AIxEnergy

The Five Convergences (Part IV of VI): AI as Optimizer – AI’s Quiet Revolution

Brandon N. Owens Season 1 Episode 5

In this episode of AIxEnergy, host Michael Vincent continues the deep-dive series on The Five Convergences, a framework mapping how artificial intelligence is reshaping the electric grid. Episode four explores one of the most transformative but often invisible roles of AI: AI as Optimizer.

Vincent is joined by Brandon N. Owens, founder of AIxEnergy.io and author of The Five Convergences of AI and Energy and Artificial Intelligence and US Electricity Demand: Trends and Outlook to 2040. Together, they examine how AI is not always about steering the system in real time but often about acting as a behind-the-scenes analyst, scanning oceans of data to reveal insights that make the grid smarter, more resilient, and more efficient.

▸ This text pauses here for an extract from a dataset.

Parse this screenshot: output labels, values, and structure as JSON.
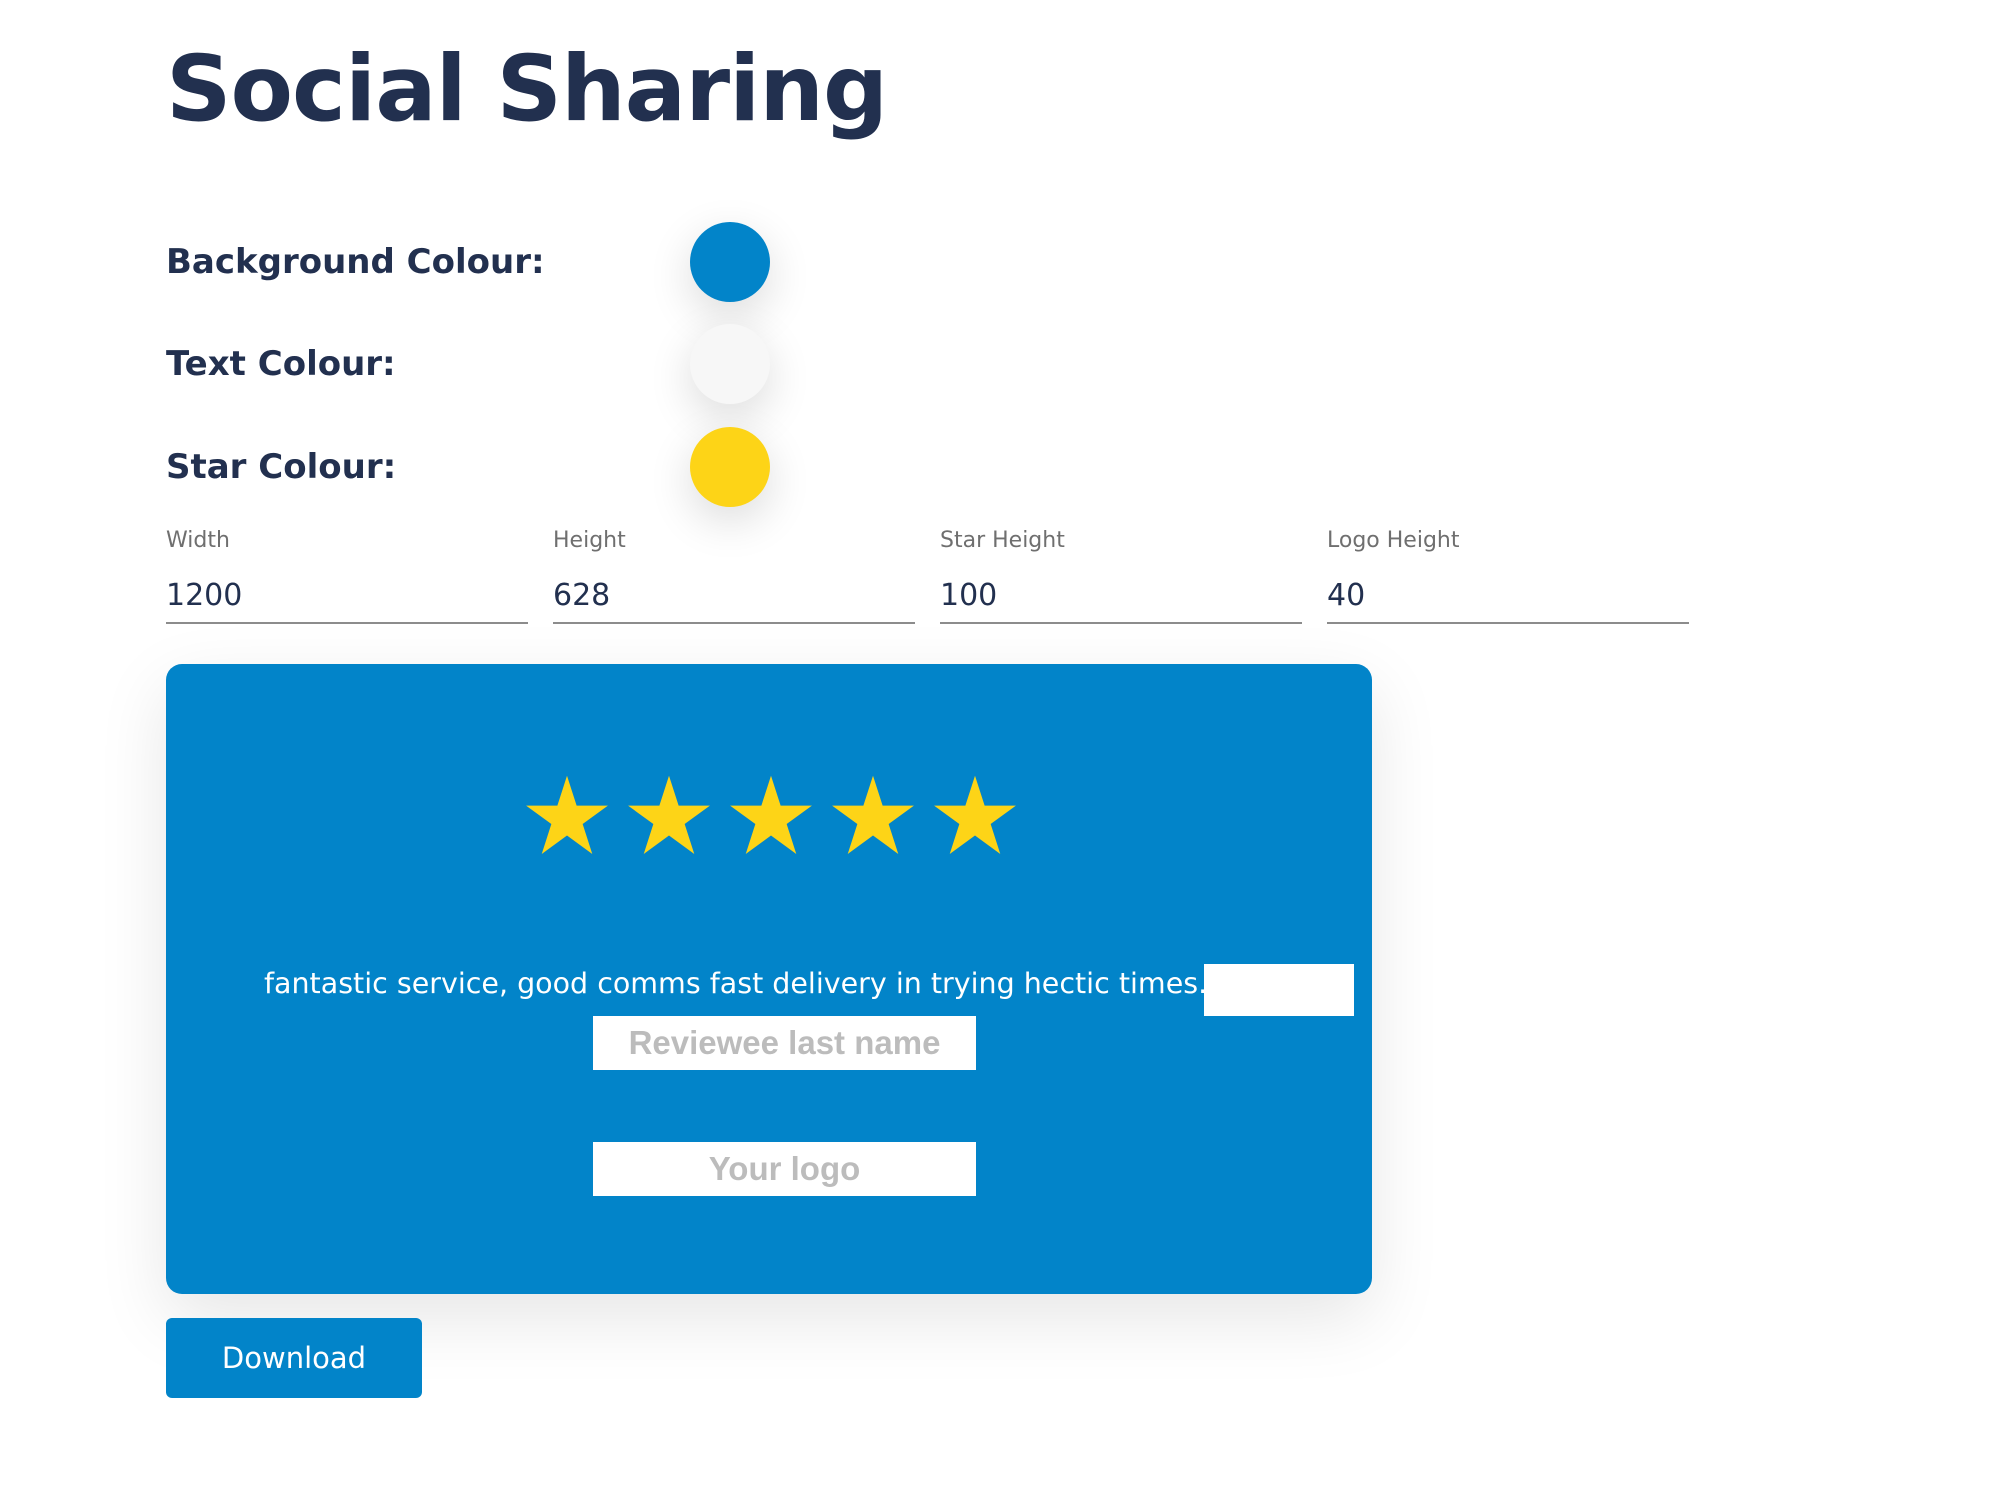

The lesson, Owens concludes, is that AI as Optimizer is often invisible but enormously consequential. Its fingerprints are on everything from fewer outages and faster storm recovery to smarter customer programs and more efficient planning cycles. McKinsey has estimated that predictive maintenance alone could save the global power sector tens of billions of dollars. Multiply that across inspections, storm response, trading, and customer engagement, and the impact is staggering.

Importantly, optimizers and controllers can work hand in hand. Optimizers forecast issues and recommend solutions, while controllers carry out real-time responses. This pairing could become the architecture of the future grid—a layered system where cloud-based AI performs deep analytics and edge-based AI executes split-second decisions.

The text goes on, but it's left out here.